Mais il ne s’agit pas uniquement des ingénieurs et des équipes de construction qui sont de retour au travail.

Lorsque nous sommes arrivés à l’usine, un groupe de femmes étaient en train de nettoyer les allées, de peindre les bordures et même d’arracher des pissenlits autour de l’entrée principale.

Un peu plus tard, je les ai retrouvés dans l’abri lors d’un autre raid aérien.

“La vie continue et nous devons encore garder les choses belles”, a déclaré une femme, alors que la centrale électrique est en ruine.

“Nous aimons garder les choses propres et en ordre. C’est notre métier. Mais c’est aussi bon pour l’esprit !”

Les femmes qui nettoient, désherbent et peignent à la centrale électrique sont assises dans un bunkerLes femmes qui nettoient, désherbent et peignent à la centrale électrique sont assises dans un bunker

Un groupe de femmes qui travaillent à l’usine passent encore du temps à nettoyer la zone afin de garder le moral. [BBC]

Les femmes avaient également peint l’abri souterrain dans un vert « salade » frais, ajoutant une touche de gaieté à un bunker de l’époque de la guerre froide construit pour résister à une attaque nucléaire occidentale.
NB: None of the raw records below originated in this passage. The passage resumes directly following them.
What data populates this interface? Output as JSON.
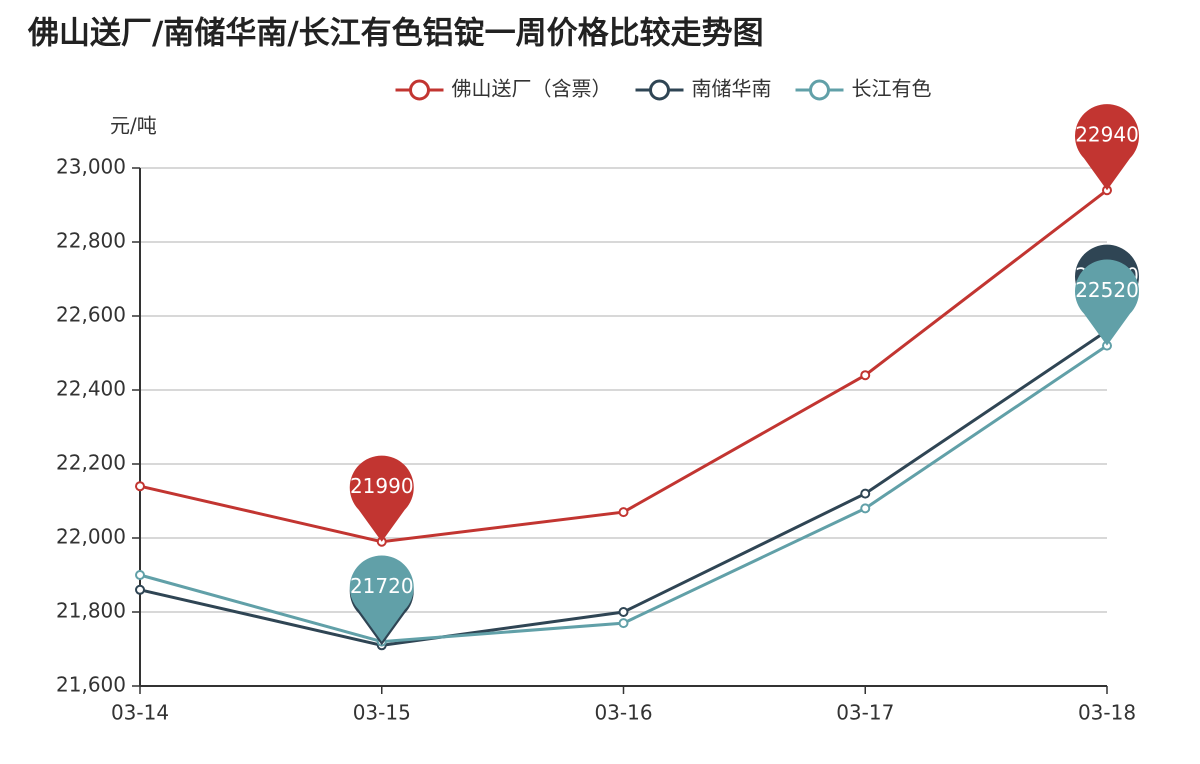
{
  "chart_data": {
    "type": "line",
    "title": "佛山送厂/南储华南/长江有色铝锭一周价格比较走势图",
    "y_axis_name": "元/吨",
    "categories": [
      "03-14",
      "03-15",
      "03-16",
      "03-17",
      "03-18"
    ],
    "series": [
      {
        "name": "佛山送厂（含票）",
        "color": "#c23531",
        "values": [
          22140,
          21990,
          22070,
          22440,
          22940
        ]
      },
      {
        "name": "南储华南",
        "color": "#2f4554",
        "values": [
          21860,
          21710,
          21800,
          22120,
          22560
        ]
      },
      {
        "name": "长江有色",
        "color": "#61a0a8",
        "values": [
          21900,
          21720,
          21770,
          22080,
          22520
        ]
      }
    ],
    "ylim": [
      21600,
      23000
    ],
    "yticks": [
      {
        "value": 21600,
        "label": "21,600"
      },
      {
        "value": 21800,
        "label": "21,800"
      },
      {
        "value": 22000,
        "label": "22,000"
      },
      {
        "value": 22200,
        "label": "22,200"
      },
      {
        "value": 22400,
        "label": "22,400"
      },
      {
        "value": 22600,
        "label": "22,600"
      },
      {
        "value": 22800,
        "label": "22,800"
      },
      {
        "value": 23000,
        "label": "23,000"
      }
    ],
    "grid": true,
    "legend_position": "top"
  }
}
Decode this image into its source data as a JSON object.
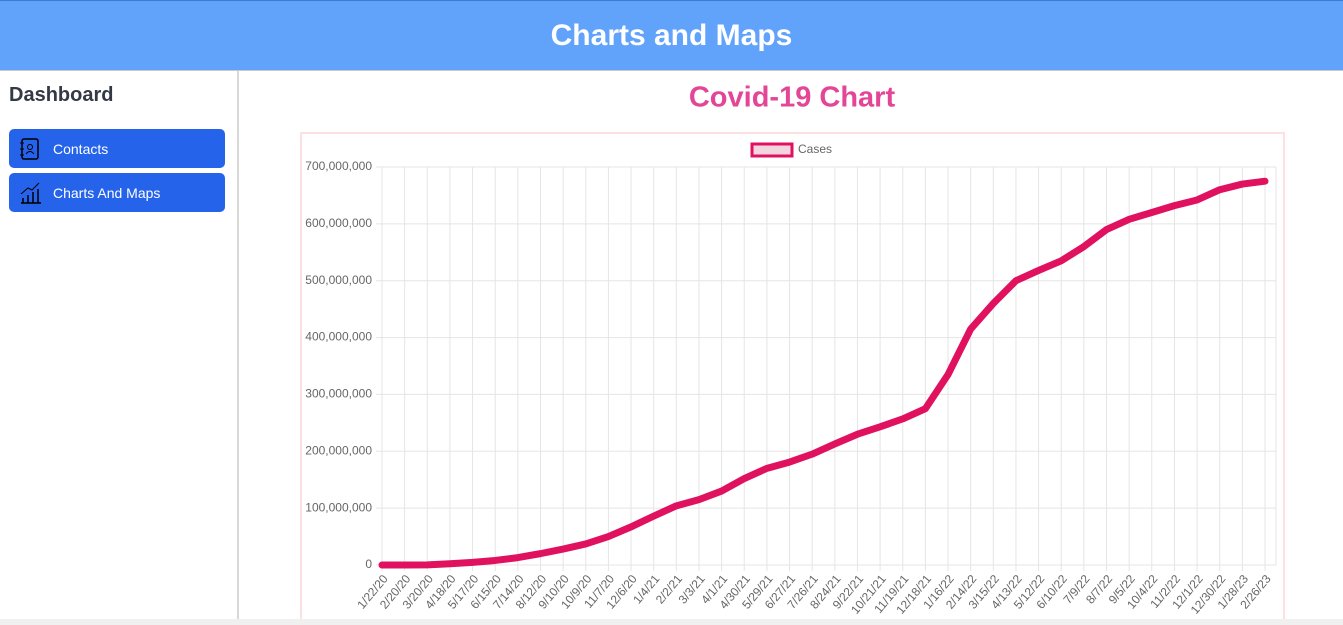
{
  "header": {
    "title": "Charts and Maps"
  },
  "sidebar": {
    "title": "Dashboard",
    "items": [
      "Contacts",
      "Charts And Maps"
    ]
  },
  "chart_data": {
    "type": "line",
    "title": "Covid-19 Chart",
    "categories": [
      "1/22/20",
      "2/20/20",
      "3/20/20",
      "4/18/20",
      "5/17/20",
      "6/15/20",
      "7/14/20",
      "8/12/20",
      "9/10/20",
      "10/9/20",
      "11/7/20",
      "12/6/20",
      "1/4/21",
      "2/2/21",
      "3/3/21",
      "4/1/21",
      "4/30/21",
      "5/29/21",
      "6/27/21",
      "7/26/21",
      "8/24/21",
      "9/22/21",
      "10/21/21",
      "11/19/21",
      "12/18/21",
      "1/16/22",
      "2/14/22",
      "3/15/22",
      "4/13/22",
      "5/12/22",
      "6/10/22",
      "7/9/22",
      "8/7/22",
      "9/5/22",
      "10/4/22",
      "11/2/22",
      "12/1/22",
      "12/30/22",
      "1/28/23",
      "2/26/23"
    ],
    "series": [
      {
        "name": "Cases",
        "color": "#e0115f",
        "fill": "#f3d5e0",
        "values": [
          0,
          80000,
          300000,
          2300000,
          4700000,
          8000000,
          13000000,
          20000000,
          28000000,
          37000000,
          50000000,
          67000000,
          86000000,
          104000000,
          115000000,
          130000000,
          152000000,
          170000000,
          181000000,
          195000000,
          213000000,
          230000000,
          243000000,
          257000000,
          275000000,
          335000000,
          415000000,
          460000000,
          500000000,
          518000000,
          535000000,
          560000000,
          590000000,
          608000000,
          620000000,
          632000000,
          642000000,
          660000000,
          670000000,
          675000000
        ]
      }
    ],
    "ylim": [
      0,
      700000000
    ],
    "yticks": [
      {
        "value": 0,
        "label": "0"
      },
      {
        "value": 100000000,
        "label": "100,000,000"
      },
      {
        "value": 200000000,
        "label": "200,000,000"
      },
      {
        "value": 300000000,
        "label": "300,000,000"
      },
      {
        "value": 400000000,
        "label": "400,000,000"
      },
      {
        "value": 500000000,
        "label": "500,000,000"
      },
      {
        "value": 600000000,
        "label": "600,000,000"
      },
      {
        "value": 700000000,
        "label": "700,000,000"
      }
    ],
    "grid": true,
    "legend": "top"
  }
}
Au lieu de cela, il protège les Ukrainiens des missiles balistiques lancés par leur voisin.

“Ils disent que c’est pour que nous nous rendions, qu’ils veulent nous faire peur et nous faire fuir d’ici”, intervient une autre femme alors que le raid aérien se termine et qu’elle se prépare à retourner au travail.

“Ils veulent que nous quittions Kharkiv. Mais nous ne le ferons pas.”